Park Geun-hye: Trustpolitik

Both the conservative Park Geun-hye and liberal Moon Jae-in want to move away from Lee’s combative style and step up engagement with North Korea.

But Park is taking a tougher approach. She calls it Trustpolitik, straddling a middle line between the Sunshine Policy and Lee’s grittier approach. “Sunshine,” she has claimed, failed to allay North Korea’s aggressive antics. But conditional engagement has not changed the North’s nutty mongering either.

In early December, Park called on the North to stop its planned rocket launch, and argued that unconditional aid would lead to “fake peace.”

Still, her stance goes easier on Kim Jong-un than President Lee did, and the North might have some hope for her. Park is familiar to North Koreans as a politician who dined with Kim Jong-il in 2002.

“This lady will bring back sunshine to the peninsula,” and the event will prove far more important than US President Barack Obama’s recent reelection, said Felix Abt, the former head of the European Business Association in Pyongyang, a de-facto Chamber of Commerce in North Korea.

On the other hand, her father, Park Chung-hee, was the dictator of South Korea from 1961 to 1979. He was a fervently anti-communist strongman who oversaw the rapid growth in this once-poor backwater state.

As a young adult in Japanese-administered Korea, the autocrat also served in the Japanese military, and oversaw an improvement in relations with Japan in the mid-1960s — placing him and, by proxy, possibly his daughter, in the inimical circle of pro-Japanese “collaborators” that the North Korean dynasty loathes.
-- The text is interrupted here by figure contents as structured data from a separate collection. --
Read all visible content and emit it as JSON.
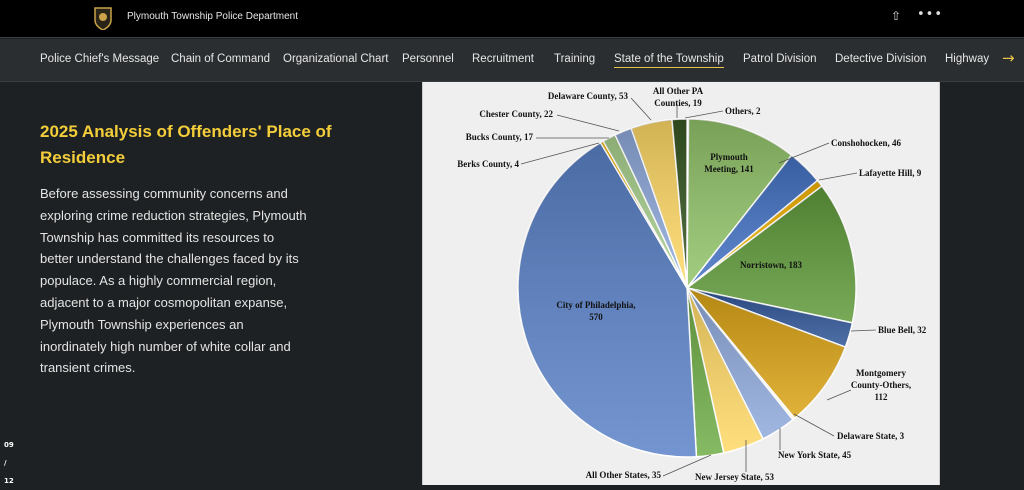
{
  "header": {
    "site_title": "Plymouth Township Police Department",
    "share_icon": "share-icon",
    "more_icon": "more-icon"
  },
  "nav": {
    "items": [
      "Police Chief's Message",
      "Chain of Command",
      "Organizational Chart",
      "Personnel",
      "Recruitment",
      "Training",
      "State of the Township",
      "Patrol Division",
      "Detective Division",
      "Highway"
    ],
    "active": "State of the Township",
    "next_arrow": "→"
  },
  "content": {
    "title": "2025 Analysis of Offenders' Place of Residence",
    "body": "Before assessing community concerns and exploring crime reduction strategies, Plymouth Township has committed its resources to better understand the challenges faced by its populace. As a highly commercial region, adjacent to a major cosmopolitan expanse, Plymouth Township experiences an inordinately high number of white collar and transient crimes."
  },
  "pager": {
    "current": "09",
    "sep": "/",
    "total": "12"
  },
  "chart_data": {
    "type": "pie",
    "title": "",
    "slices": [
      {
        "label": "Others",
        "value": 2,
        "color": "#ffe699"
      },
      {
        "label": "Plymouth Meeting",
        "value": 141,
        "color": "#92c46a"
      },
      {
        "label": "Conshohocken",
        "value": 46,
        "color": "#4472c4"
      },
      {
        "label": "Lafayette Hill",
        "value": 9,
        "color": "#f4b400"
      },
      {
        "label": "Norristown",
        "value": 183,
        "color": "#5f9a3a"
      },
      {
        "label": "Blue Bell",
        "value": 32,
        "color": "#2f5597"
      },
      {
        "label": "Montgomery County-Others",
        "value": 112,
        "color": "#dba416"
      },
      {
        "label": "Delaware State",
        "value": 3,
        "color": "#fff2cc"
      },
      {
        "label": "New York State",
        "value": 45,
        "color": "#8faadc"
      },
      {
        "label": "New Jersey State",
        "value": 53,
        "color": "#ffd966"
      },
      {
        "label": "All Other States",
        "value": 35,
        "color": "#70ad47"
      },
      {
        "label": "City of Philadelphia",
        "value": 570,
        "color": "#5b82c8"
      },
      {
        "label": "Berks County",
        "value": 4,
        "color": "#ffc000"
      },
      {
        "label": "Bucks County",
        "value": 17,
        "color": "#a9d18e"
      },
      {
        "label": "Chester County",
        "value": 22,
        "color": "#8faadc"
      },
      {
        "label": "Delaware County",
        "value": 53,
        "color": "#ffd966"
      },
      {
        "label": "All Other PA Counties",
        "value": 19,
        "color": "#375623"
      }
    ]
  }
}
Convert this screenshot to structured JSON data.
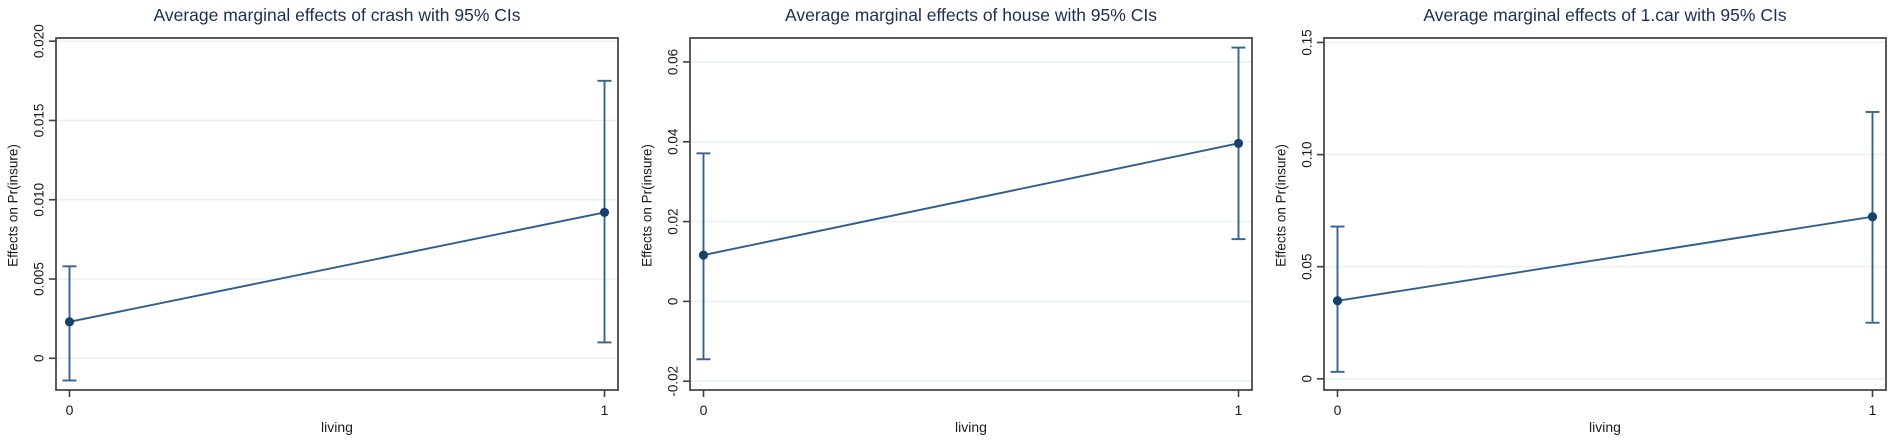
{
  "page": {
    "background": "#ffffff",
    "description": "Three Stata marginal-effects plots shown side by side"
  },
  "colors": {
    "title": "#1e2d53",
    "line": "#2e5d8c",
    "ci": "#35648f",
    "marker": "#17416d",
    "axis": "#3f3f3f",
    "grid": "#e9f1f2",
    "tick_label": "#1a1a1a"
  },
  "chart_data": [
    {
      "type": "line",
      "title": "Average marginal effects of crash with 95% CIs",
      "xlabel": "living",
      "ylabel": "Effects on Pr(insure)",
      "x": [
        0,
        1
      ],
      "x_tick_labels": [
        "0",
        "1"
      ],
      "series": [
        {
          "name": "Average marginal effect of crash",
          "values": [
            0.0023,
            0.0092
          ]
        }
      ],
      "ci_low": [
        -0.0014,
        0.001
      ],
      "ci_high": [
        0.0058,
        0.0175
      ],
      "yticks": [
        {
          "value": 0,
          "label": "0"
        },
        {
          "value": 0.005,
          "label": "0.005"
        },
        {
          "value": 0.01,
          "label": "0.010"
        },
        {
          "value": 0.015,
          "label": "0.015"
        },
        {
          "value": 0.02,
          "label": "0.020"
        }
      ],
      "ylim": [
        -0.002,
        0.0202
      ],
      "grid": true,
      "legend": "none"
    },
    {
      "type": "line",
      "title": "Average marginal effects of house with 95% CIs",
      "xlabel": "living",
      "ylabel": "Effects on Pr(insure)",
      "x": [
        0,
        1
      ],
      "x_tick_labels": [
        "0",
        "1"
      ],
      "series": [
        {
          "name": "Average marginal effect of house",
          "values": [
            0.0116,
            0.0396
          ]
        }
      ],
      "ci_low": [
        -0.0145,
        0.0156
      ],
      "ci_high": [
        0.0371,
        0.0636
      ],
      "yticks": [
        {
          "value": -0.02,
          "label": "-0.02"
        },
        {
          "value": 0,
          "label": "0"
        },
        {
          "value": 0.02,
          "label": "0.02"
        },
        {
          "value": 0.04,
          "label": "0.04"
        },
        {
          "value": 0.06,
          "label": "0.06"
        }
      ],
      "ylim": [
        -0.0222,
        0.066
      ],
      "grid": true,
      "legend": "none"
    },
    {
      "type": "line",
      "title": "Average marginal effects of 1.car with 95% CIs",
      "xlabel": "living",
      "ylabel": "Effects on Pr(insure)",
      "x": [
        0,
        1
      ],
      "x_tick_labels": [
        "0",
        "1"
      ],
      "series": [
        {
          "name": "Average marginal effect of 1.car",
          "values": [
            0.0348,
            0.0723
          ]
        }
      ],
      "ci_low": [
        0.0031,
        0.025
      ],
      "ci_high": [
        0.0679,
        0.119
      ],
      "yticks": [
        {
          "value": 0,
          "label": "0"
        },
        {
          "value": 0.05,
          "label": "0.05"
        },
        {
          "value": 0.1,
          "label": "0.10"
        },
        {
          "value": 0.15,
          "label": "0.15"
        }
      ],
      "ylim": [
        -0.005,
        0.152
      ],
      "grid": true,
      "legend": "none"
    }
  ]
}
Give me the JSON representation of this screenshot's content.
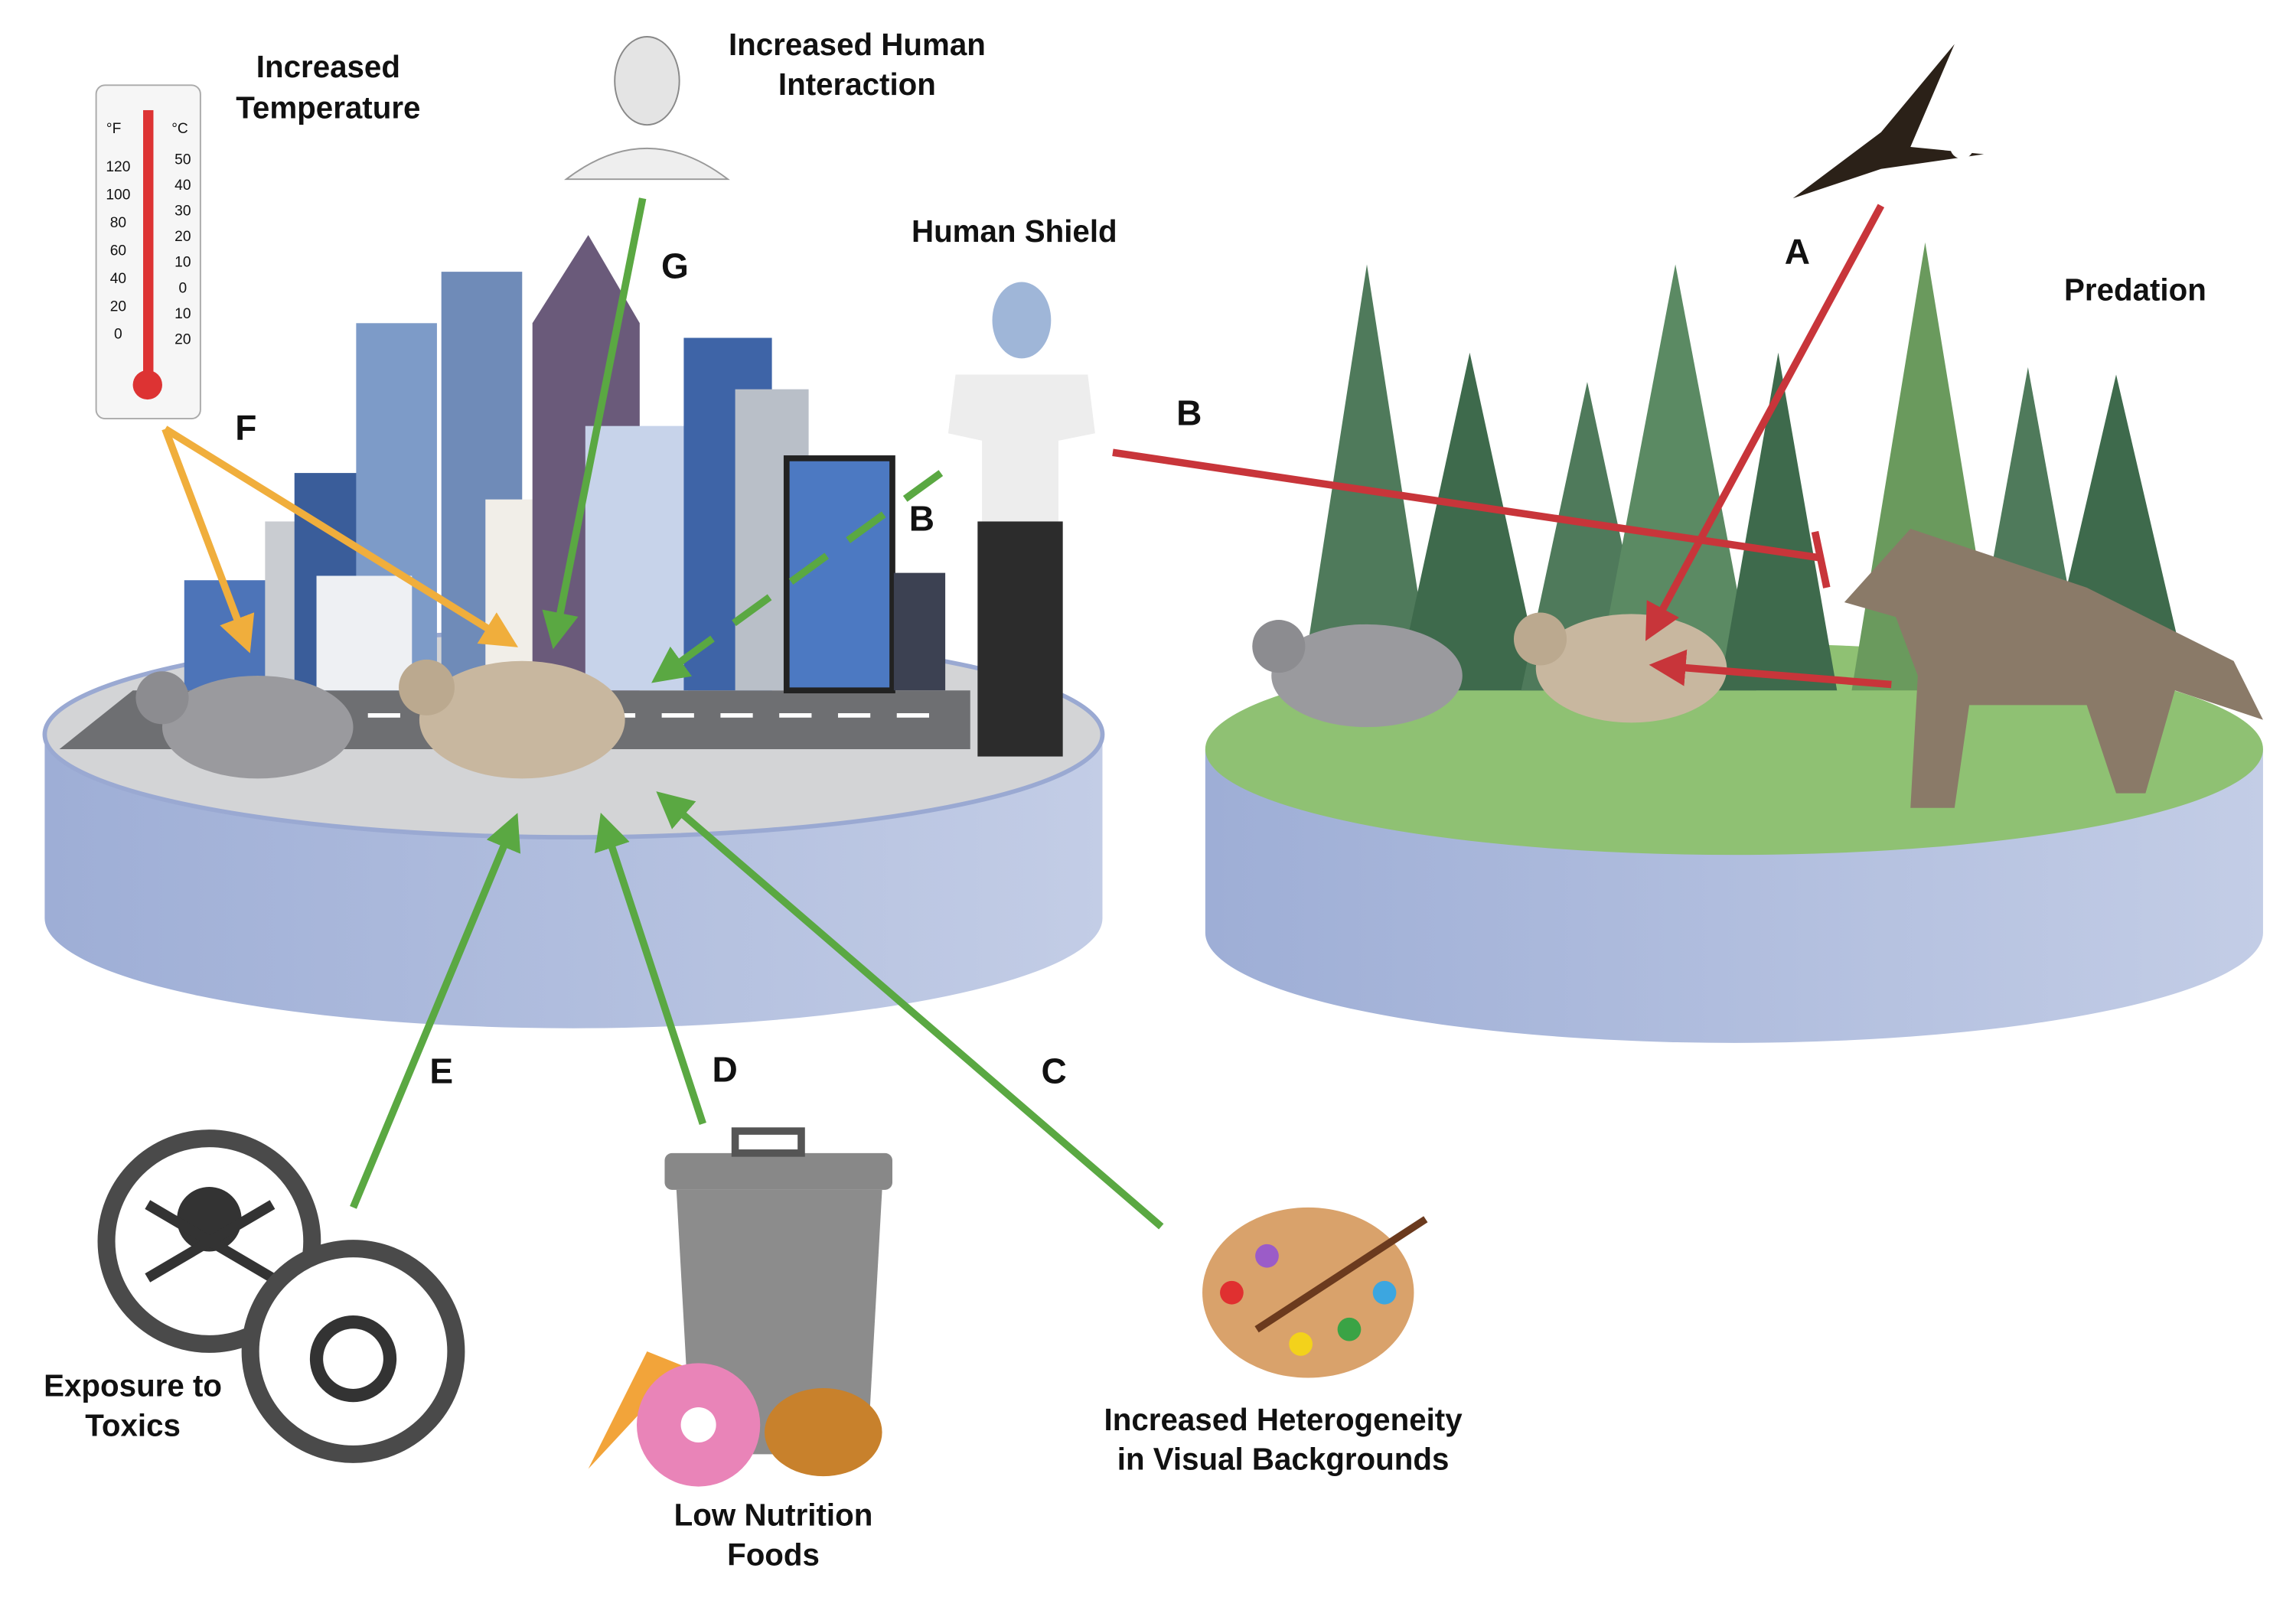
{
  "factors": [
    {
      "lines": [
        "Increased",
        "Temperature"
      ]
    },
    {
      "lines": [
        "Increased Human",
        "Interaction"
      ]
    },
    {
      "lines": [
        "Human Shield"
      ]
    },
    {
      "lines": [
        "Predation"
      ]
    },
    {
      "lines": [
        "Exposure to",
        "Toxics"
      ]
    },
    {
      "lines": [
        "Low Nutrition",
        "Foods"
      ]
    },
    {
      "lines": [
        "Increased Heterogeneity",
        "in Visual Backgrounds"
      ]
    }
  ],
  "arrow_labels": [
    "A",
    "B",
    "B",
    "C",
    "D",
    "E",
    "F",
    "G"
  ],
  "thermometer": {
    "units": [
      "°F",
      "°C"
    ],
    "f_labels": [
      "120",
      "100",
      "80",
      "60",
      "40",
      "20",
      "0"
    ],
    "c_labels": [
      "50",
      "40",
      "30",
      "20",
      "10",
      "0",
      "10",
      "20"
    ]
  }
}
Not everybody agrees that his militaristic efficiency will go hand-in-hand with the North’s worldview.

Although a Park presidency would probably bring a chance for improved ties with Lee’s departure, “Pyongyang still sees her basically as part of the same ‘rightist’ camp,” says Andrew Gilholm, head of Asia Analysis at the Control Risks Group, a political risk consultancy. “Any sustainable thaw in inter-Korean ties will depend more on leadership in the North than on a ‘Park factor.’”

Pyongyang’s bitter attitude towards the right wing is reflected in its propaganda mouthpieces. In a warning to Park’s Saenuri Party, the government wrote on Dec. 5 that “it is impossible … to remove the danger of a nuclear war from this land,” according to the independent website North Korea News.

Empty threats of nuclear war, obviously, are a problem, considering that Park is in the lead for Wednesday’s elections. Unlike his father in 2000, Little Kim probably won’t get the luxury of a Sunshine proponent running South Korea. His calculus will come down to pushing aside his disappointment and getting quick cash.